It's been surreal, to say the very least. And awkward and sweet and very--human? Can't say precisely what I mean by that. I'm making haste if not progress I'm racking up all my lost rites at once. My father even caught me smoking and pretended to be disappointed.

Back in Tuscaloosa, I spend a lot of time drinking and night-swimming. How my small town sadness perseveres. In other cities, men fish girls out from the bottoms of their glasses. In other cities, jinn emerge from the ends of lit cigarettes. In other cities I am a sailor I am a crook of the word I am published and oft-quoted. In other cities strangers are dancing to radio static that cannot reach me as I drive in silence through the inky trajectory of another nothing night.

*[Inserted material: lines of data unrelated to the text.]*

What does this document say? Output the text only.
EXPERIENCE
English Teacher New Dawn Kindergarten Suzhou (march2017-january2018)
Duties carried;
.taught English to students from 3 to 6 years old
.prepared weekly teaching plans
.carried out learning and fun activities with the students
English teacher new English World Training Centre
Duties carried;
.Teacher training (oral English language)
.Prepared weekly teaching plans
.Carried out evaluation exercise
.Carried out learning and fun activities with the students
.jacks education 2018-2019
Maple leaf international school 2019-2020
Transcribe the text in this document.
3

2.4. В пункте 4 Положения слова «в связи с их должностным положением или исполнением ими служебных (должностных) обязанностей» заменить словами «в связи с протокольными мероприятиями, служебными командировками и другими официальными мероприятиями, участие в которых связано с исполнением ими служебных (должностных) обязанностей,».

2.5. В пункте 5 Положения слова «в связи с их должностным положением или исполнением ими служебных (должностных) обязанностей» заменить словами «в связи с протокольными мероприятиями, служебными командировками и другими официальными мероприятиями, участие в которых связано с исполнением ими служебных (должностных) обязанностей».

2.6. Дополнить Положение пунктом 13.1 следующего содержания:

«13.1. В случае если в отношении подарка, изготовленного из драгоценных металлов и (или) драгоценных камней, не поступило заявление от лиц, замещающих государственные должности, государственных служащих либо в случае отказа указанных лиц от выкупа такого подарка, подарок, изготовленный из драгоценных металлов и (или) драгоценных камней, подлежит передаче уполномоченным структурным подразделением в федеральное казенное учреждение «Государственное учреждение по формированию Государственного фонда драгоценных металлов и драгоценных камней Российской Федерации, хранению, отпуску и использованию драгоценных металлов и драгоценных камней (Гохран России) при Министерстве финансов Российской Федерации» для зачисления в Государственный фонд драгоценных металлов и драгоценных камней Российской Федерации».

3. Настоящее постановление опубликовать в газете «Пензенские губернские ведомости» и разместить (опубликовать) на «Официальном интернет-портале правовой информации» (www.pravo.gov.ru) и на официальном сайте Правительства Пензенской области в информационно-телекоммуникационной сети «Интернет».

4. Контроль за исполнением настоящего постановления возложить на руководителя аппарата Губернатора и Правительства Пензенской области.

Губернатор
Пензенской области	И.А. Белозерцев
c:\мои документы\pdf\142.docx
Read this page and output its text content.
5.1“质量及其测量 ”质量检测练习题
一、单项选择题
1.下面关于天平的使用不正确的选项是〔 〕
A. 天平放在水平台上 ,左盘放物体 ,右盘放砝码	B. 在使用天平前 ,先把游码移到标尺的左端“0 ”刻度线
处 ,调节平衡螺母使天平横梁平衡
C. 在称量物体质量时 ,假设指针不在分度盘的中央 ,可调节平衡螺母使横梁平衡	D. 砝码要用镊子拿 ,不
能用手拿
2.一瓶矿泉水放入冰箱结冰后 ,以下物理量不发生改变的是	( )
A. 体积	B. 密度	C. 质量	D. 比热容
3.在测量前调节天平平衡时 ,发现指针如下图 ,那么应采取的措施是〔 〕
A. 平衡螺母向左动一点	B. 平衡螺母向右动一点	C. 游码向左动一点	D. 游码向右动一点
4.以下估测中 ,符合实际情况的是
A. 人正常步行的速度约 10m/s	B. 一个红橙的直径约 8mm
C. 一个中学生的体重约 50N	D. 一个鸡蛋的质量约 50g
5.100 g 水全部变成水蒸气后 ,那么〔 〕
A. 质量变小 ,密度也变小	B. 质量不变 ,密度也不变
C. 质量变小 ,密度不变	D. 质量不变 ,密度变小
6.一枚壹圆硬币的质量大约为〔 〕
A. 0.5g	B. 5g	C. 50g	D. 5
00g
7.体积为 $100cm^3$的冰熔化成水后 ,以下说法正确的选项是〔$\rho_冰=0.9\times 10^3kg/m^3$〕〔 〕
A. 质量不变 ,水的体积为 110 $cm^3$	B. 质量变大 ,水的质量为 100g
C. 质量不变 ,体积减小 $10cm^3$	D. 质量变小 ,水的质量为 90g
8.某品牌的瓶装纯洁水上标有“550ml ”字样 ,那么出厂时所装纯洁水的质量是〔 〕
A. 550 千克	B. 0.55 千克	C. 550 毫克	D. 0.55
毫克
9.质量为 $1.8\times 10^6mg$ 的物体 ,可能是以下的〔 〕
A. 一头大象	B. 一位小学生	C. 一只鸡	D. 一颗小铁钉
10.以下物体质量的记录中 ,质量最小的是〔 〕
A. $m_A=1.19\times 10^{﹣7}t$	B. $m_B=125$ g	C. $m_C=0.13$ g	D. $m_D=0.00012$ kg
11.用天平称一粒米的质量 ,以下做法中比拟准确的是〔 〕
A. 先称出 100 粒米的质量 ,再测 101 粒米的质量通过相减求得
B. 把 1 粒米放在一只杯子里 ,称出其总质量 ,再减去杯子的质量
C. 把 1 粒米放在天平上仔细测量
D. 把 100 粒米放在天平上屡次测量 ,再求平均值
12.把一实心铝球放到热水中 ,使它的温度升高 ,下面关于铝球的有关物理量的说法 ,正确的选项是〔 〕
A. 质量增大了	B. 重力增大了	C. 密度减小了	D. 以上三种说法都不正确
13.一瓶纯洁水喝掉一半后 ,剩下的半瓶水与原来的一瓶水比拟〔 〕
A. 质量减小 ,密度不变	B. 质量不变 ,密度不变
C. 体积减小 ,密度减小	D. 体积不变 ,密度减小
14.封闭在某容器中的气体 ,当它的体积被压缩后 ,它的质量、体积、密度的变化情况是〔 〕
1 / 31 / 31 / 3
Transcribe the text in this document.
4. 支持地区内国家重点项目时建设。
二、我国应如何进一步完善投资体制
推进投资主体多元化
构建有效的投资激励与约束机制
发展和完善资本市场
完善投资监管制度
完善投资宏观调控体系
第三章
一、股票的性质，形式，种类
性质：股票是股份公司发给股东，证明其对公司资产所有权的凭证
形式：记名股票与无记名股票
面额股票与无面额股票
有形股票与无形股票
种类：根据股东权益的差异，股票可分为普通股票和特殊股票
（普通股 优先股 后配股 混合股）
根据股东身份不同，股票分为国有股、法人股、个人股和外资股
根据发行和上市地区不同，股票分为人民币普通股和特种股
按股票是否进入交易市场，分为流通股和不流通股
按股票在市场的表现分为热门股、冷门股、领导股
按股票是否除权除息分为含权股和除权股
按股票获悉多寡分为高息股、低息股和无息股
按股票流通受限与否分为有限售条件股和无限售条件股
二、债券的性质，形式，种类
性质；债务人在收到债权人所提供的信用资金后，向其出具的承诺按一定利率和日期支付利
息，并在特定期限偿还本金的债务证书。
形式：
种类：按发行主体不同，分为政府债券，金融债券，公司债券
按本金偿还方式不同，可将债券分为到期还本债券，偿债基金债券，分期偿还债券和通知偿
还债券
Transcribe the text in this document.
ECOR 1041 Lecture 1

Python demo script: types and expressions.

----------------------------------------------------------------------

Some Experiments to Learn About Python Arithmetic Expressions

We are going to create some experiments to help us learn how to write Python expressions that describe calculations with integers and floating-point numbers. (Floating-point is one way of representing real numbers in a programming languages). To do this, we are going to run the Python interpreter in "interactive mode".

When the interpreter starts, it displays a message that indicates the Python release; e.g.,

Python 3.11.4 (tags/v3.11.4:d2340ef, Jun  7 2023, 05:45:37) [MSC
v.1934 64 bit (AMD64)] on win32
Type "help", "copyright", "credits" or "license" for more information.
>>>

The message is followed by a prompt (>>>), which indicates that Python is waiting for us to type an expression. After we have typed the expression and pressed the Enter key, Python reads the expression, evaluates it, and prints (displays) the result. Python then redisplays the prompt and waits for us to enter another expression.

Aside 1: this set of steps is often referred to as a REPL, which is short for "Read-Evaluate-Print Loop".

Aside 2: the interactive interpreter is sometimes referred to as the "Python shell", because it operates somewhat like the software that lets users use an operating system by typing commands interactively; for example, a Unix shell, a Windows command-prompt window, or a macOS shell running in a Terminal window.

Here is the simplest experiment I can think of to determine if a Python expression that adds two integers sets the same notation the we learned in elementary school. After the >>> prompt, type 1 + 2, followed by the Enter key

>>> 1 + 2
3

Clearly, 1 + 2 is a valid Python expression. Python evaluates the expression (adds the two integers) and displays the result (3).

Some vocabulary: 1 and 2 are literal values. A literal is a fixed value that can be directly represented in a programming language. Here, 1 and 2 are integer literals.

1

Been sneaking into a local pub for kicks, though I never buy drinks. Being underage in a Tuscaloosa bar does not an outlaw make. Mostly I just watch my friends take on the guises of barflies. Patrick & Bruce arguing absurd hypotheticals: Foucault & Derrida fight for sovereignty of language. What kind of fight? I ask. They look at me and all the light reflects off their eyes, taking nothing in. Curious trick that may or may not be singular to bar light. A cagematch, they answer. As if it were the most obvious thing.

Thinking worlds are made and unmade in these back rooms. Latticework of smoke overhead, churning into primordial soup. Taking on spiral arms. Birds-nest, Horsehead. Progressions and lack thereof: drink, nicotine, denouement-with-hands.

I failed in my summer endeavor to write a poem a day. Not miserably, but notably. Note to self: Ambition and discipline ought to be weighed equally. And I have to write about something other than bodies.

Perhaps I need a new hobby besides all this word-hoarding. Einstein played the violin. Django Reinhardt made flowers out of cellophane. Edward II dug ditches. Peter the Great pulled teeth. Vladimir Lenin sharpened pencils. Poseidon created horses out from seafoam. St. Francis preached to the birds. Cleopatra pricked the breasts of her slave girls with golden pins. Leonardo da Vinci had no hobbies.

But mostly it's too hot to do much. Sun of claiming. Everywhere the sound of dogs panting. Days like this I wish I was a man so I could walk bare-chested through the streets as if to say: my heart is only a fist away. This heat which makes all my hungers feel overfull...everytime I turn to speak to He-who-lingers-in-my-bed-and-breast, the mirage dissolves. Now he's a saguaro now he's a citadel. Old trick, Helios.

Today is my last day as a teenager. Come midnight, I will be two decades old. Thinking I'll spend it in some dark field with hibiscus gin and Lyrids.

1 comment:

Sean Dixon - said...

much poetry right here, kid. congratulations and happy birthday.